Si se apunta a una de las rutas del vino que la Denominación de Origen Utiel-Requena ofrece, podrá elegir el mejor vino valenciano de las cartas de los restaurantes.
Son varias las posibilidades. Primero se debe elegir el número de días aunque lo que recomienda desde la Asociación Ruta del Vino es una estancia media de cinco.
En un día
Si se opta por una estancia de un día, pueden visitar dos bodegas de la Denominación de Origen, acompañados del enólogo de las bodegas o bien lanzarse a un recorrido por el patrimonio de los municipios que viven del vino. Museos, rutas subterráneas y artesanía están en las sugerencias de la ruta.
Si la estancia es la recomendada, las posibilidades se multiplican.

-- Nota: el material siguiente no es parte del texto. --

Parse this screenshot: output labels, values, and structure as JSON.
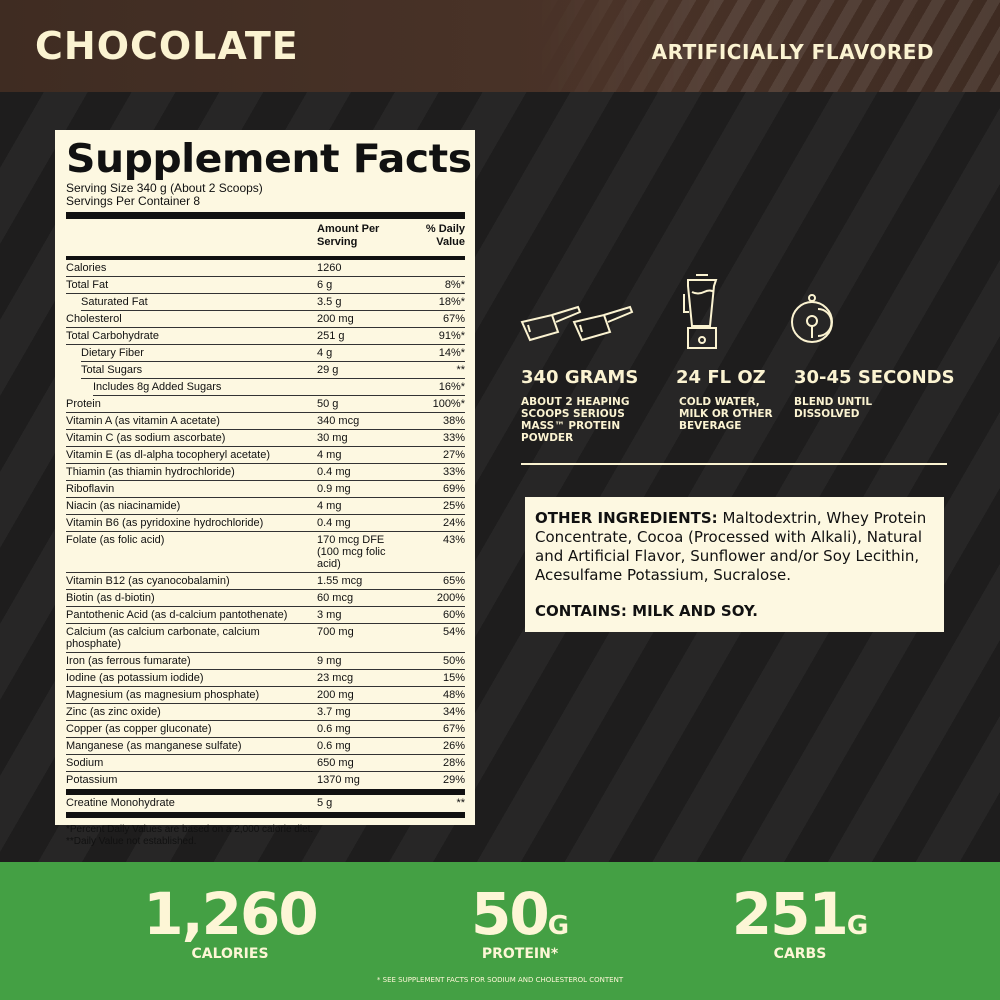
{
  "header": {
    "flavor": "CHOCOLATE",
    "flavor_note": "ARTIFICIALLY FLAVORED"
  },
  "facts": {
    "title": "Supplement Facts",
    "serving_size": "Serving Size 340 g (About 2 Scoops)",
    "servings_per_container": "Servings Per Container 8",
    "col_amount": "Amount Per Serving",
    "col_dv": "% Daily Value",
    "rows": [
      {
        "name": "Calories",
        "amount": "1260",
        "dv": "",
        "indent": 0
      },
      {
        "name": "Total Fat",
        "amount": "6 g",
        "dv": "8%*",
        "indent": 0
      },
      {
        "name": "Saturated Fat",
        "amount": "3.5 g",
        "dv": "18%*",
        "indent": 1
      },
      {
        "name": "Cholesterol",
        "amount": "200 mg",
        "dv": "67%",
        "indent": 0
      },
      {
        "name": "Total Carbohydrate",
        "amount": "251 g",
        "dv": "91%*",
        "indent": 0
      },
      {
        "name": "Dietary Fiber",
        "amount": "4 g",
        "dv": "14%*",
        "indent": 1
      },
      {
        "name": "Total Sugars",
        "amount": "29 g",
        "dv": "**",
        "indent": 1
      },
      {
        "name": "Includes 8g Added Sugars",
        "amount": "",
        "dv": "16%*",
        "indent": 2
      },
      {
        "name": "Protein",
        "amount": "50 g",
        "dv": "100%*",
        "indent": 0
      },
      {
        "name": "Vitamin A (as vitamin A acetate)",
        "amount": "340 mcg",
        "dv": "38%",
        "indent": 0
      },
      {
        "name": "Vitamin C (as sodium ascorbate)",
        "amount": "30 mg",
        "dv": "33%",
        "indent": 0
      },
      {
        "name": "Vitamin E (as dl-alpha tocopheryl acetate)",
        "amount": "4 mg",
        "dv": "27%",
        "indent": 0
      },
      {
        "name": "Thiamin (as thiamin hydrochloride)",
        "amount": "0.4 mg",
        "dv": "33%",
        "indent": 0
      },
      {
        "name": "Riboflavin",
        "amount": "0.9 mg",
        "dv": "69%",
        "indent": 0
      },
      {
        "name": "Niacin (as niacinamide)",
        "amount": "4 mg",
        "dv": "25%",
        "indent": 0
      },
      {
        "name": "Vitamin B6 (as pyridoxine hydrochloride)",
        "amount": "0.4 mg",
        "dv": "24%",
        "indent": 0
      },
      {
        "name": "Folate (as folic acid)",
        "amount": "170 mcg DFE (100 mcg folic acid)",
        "dv": "43%",
        "indent": 0
      },
      {
        "name": "Vitamin B12 (as cyanocobalamin)",
        "amount": "1.55 mcg",
        "dv": "65%",
        "indent": 0
      },
      {
        "name": "Biotin (as d-biotin)",
        "amount": "60 mcg",
        "dv": "200%",
        "indent": 0
      },
      {
        "name": "Pantothenic Acid (as d-calcium pantothenate)",
        "amount": "3 mg",
        "dv": "60%",
        "indent": 0
      },
      {
        "name": "Calcium (as calcium carbonate, calcium phosphate)",
        "amount": "700 mg",
        "dv": "54%",
        "indent": 0
      },
      {
        "name": "Iron (as ferrous fumarate)",
        "amount": "9 mg",
        "dv": "50%",
        "indent": 0
      },
      {
        "name": "Iodine (as potassium iodide)",
        "amount": "23 mcg",
        "dv": "15%",
        "indent": 0
      },
      {
        "name": "Magnesium (as magnesium phosphate)",
        "amount": "200 mg",
        "dv": "48%",
        "indent": 0
      },
      {
        "name": "Zinc (as zinc oxide)",
        "amount": "3.7 mg",
        "dv": "34%",
        "indent": 0
      },
      {
        "name": "Copper (as copper gluconate)",
        "amount": "0.6 mg",
        "dv": "67%",
        "indent": 0
      },
      {
        "name": "Manganese (as manganese sulfate)",
        "amount": "0.6 mg",
        "dv": "26%",
        "indent": 0
      },
      {
        "name": "Sodium",
        "amount": "650 mg",
        "dv": "28%",
        "indent": 0
      },
      {
        "name": "Potassium",
        "amount": "1370 mg",
        "dv": "29%",
        "indent": 0
      }
    ],
    "creatine": {
      "name": "Creatine Monohydrate",
      "amount": "5 g",
      "dv": "**"
    },
    "footnote1": "*Percent Daily Values are based on a 2,000 calorie diet.",
    "footnote2": "**Daily Value not established."
  },
  "directions": [
    {
      "icon": "scoops-icon",
      "title": "340 GRAMS",
      "desc": "ABOUT 2 HEAPING SCOOPS SERIOUS MASS™ PROTEIN POWDER"
    },
    {
      "icon": "blender-icon",
      "title": "24 FL OZ",
      "desc": "COLD WATER, MILK OR OTHER BEVERAGE"
    },
    {
      "icon": "timer-icon",
      "title": "30-45 SECONDS",
      "desc": "BLEND UNTIL DISSOLVED"
    }
  ],
  "ingredients": {
    "label": "OTHER INGREDIENTS:",
    "text": "Maltodextrin, Whey Protein Concentrate, Cocoa (Processed with Alkali), Natural and Artificial Flavor, Sunflower and/or Soy Lecithin, Acesulfame Potassium, Sucralose.",
    "contains": "CONTAINS: MILK AND SOY."
  },
  "highlights": [
    {
      "value": "1,260",
      "unit": "",
      "label": "CALORIES"
    },
    {
      "value": "50",
      "unit": "G",
      "label": "PROTEIN*"
    },
    {
      "value": "251",
      "unit": "G",
      "label": "CARBS"
    }
  ],
  "highlight_note": "* SEE SUPPLEMENT FACTS FOR SODIUM AND CHOLESTEROL CONTENT",
  "colors": {
    "brown": "#4a3328",
    "cream": "#fdf8e1",
    "green": "#44a044",
    "dark": "#201f1f"
  }
}
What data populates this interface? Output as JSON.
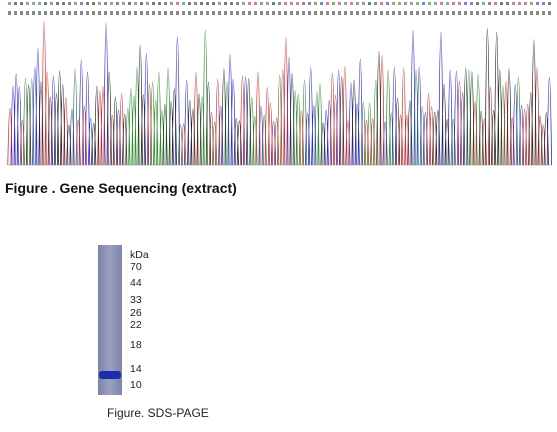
{
  "sequencing": {
    "caption": "Figure . Gene Sequencing (extract)"
  },
  "sds_page": {
    "unit": "kDa",
    "markers": [
      "70",
      "44",
      "33",
      "26",
      "22",
      "18",
      "14",
      "10"
    ],
    "caption": "Figure. SDS-PAGE"
  }
}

Los parajes que se visitan son más variados y se puede optar por alejarse en una cabaña, en una casa rural o bien en hoteles de dos o tres estrellas.

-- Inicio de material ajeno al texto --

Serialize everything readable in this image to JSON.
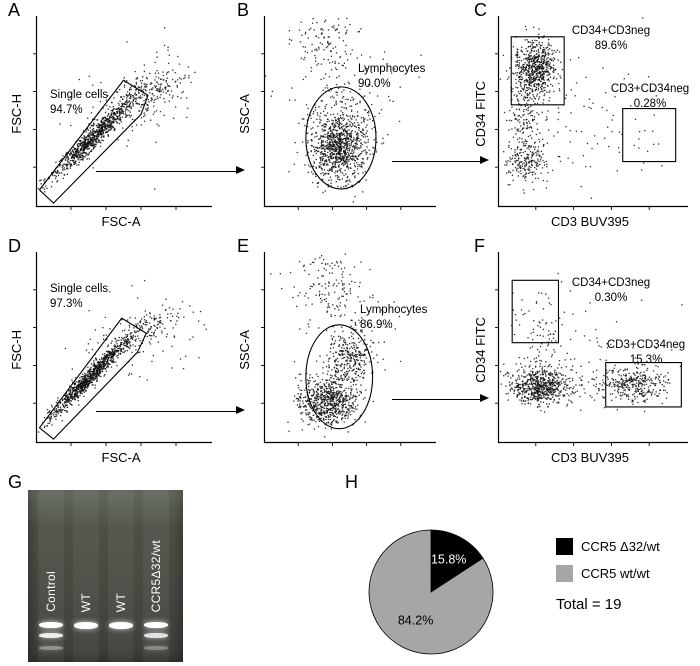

Si se dispone de más tiempo, un grupo de expertos de la Denominación de Origen confeccionan las mejores opciones de visita.
40.000 hectáreas
Además de Utiel y Requena, que son los pueblos que inmediatamente la mente asocia con el vino en la provincia de Valencia, en la comarca existen siete enclaves más, como Camporrobles, Chera, Venta del Moro, Fuenterrrobles o Sinarcas, todos bañados por el río Cabriel.
Distribuidos en estos pueblos se hallan cuatro museos en los que podrá descubrir las ánforas, botellas, jarros, copas y vasos que los íberos empezaron a usar desde el siglo VII antes de Cristo. También en la zona existen dos enotecas.
Son 23 las bodegas que se enmarcan en la ruta y los viñedos ocupan una extensión de tierra caliza-arcillosa de 40.000 hectáreas, algo que da al paisaje un aspecto muy particular.
En total, las variedades de uvas son 12, distribuidas entre las tintas y las blancas. Las tipologías de vinos son infinitas y dependen de los procesos de maceración y almacenaje.
La fusión del vino y la cultura
Una fórmula asociada entre viticultura y turismo es el enoturismo que ofrece la finca Hoya de Cadenas. Este proyecto bebe de zonas como La Rioja o Jerez donde cuentan ya con importantes estructuras consolidadas. Se ha adquirido un tren turístico de 58 plazas con el que el visitante disfrutará de un paseo por los viñedos. Tras ello, se recorren las instalaciones de la bodega de elaboración y la de cava de barricas para hacer una degustación.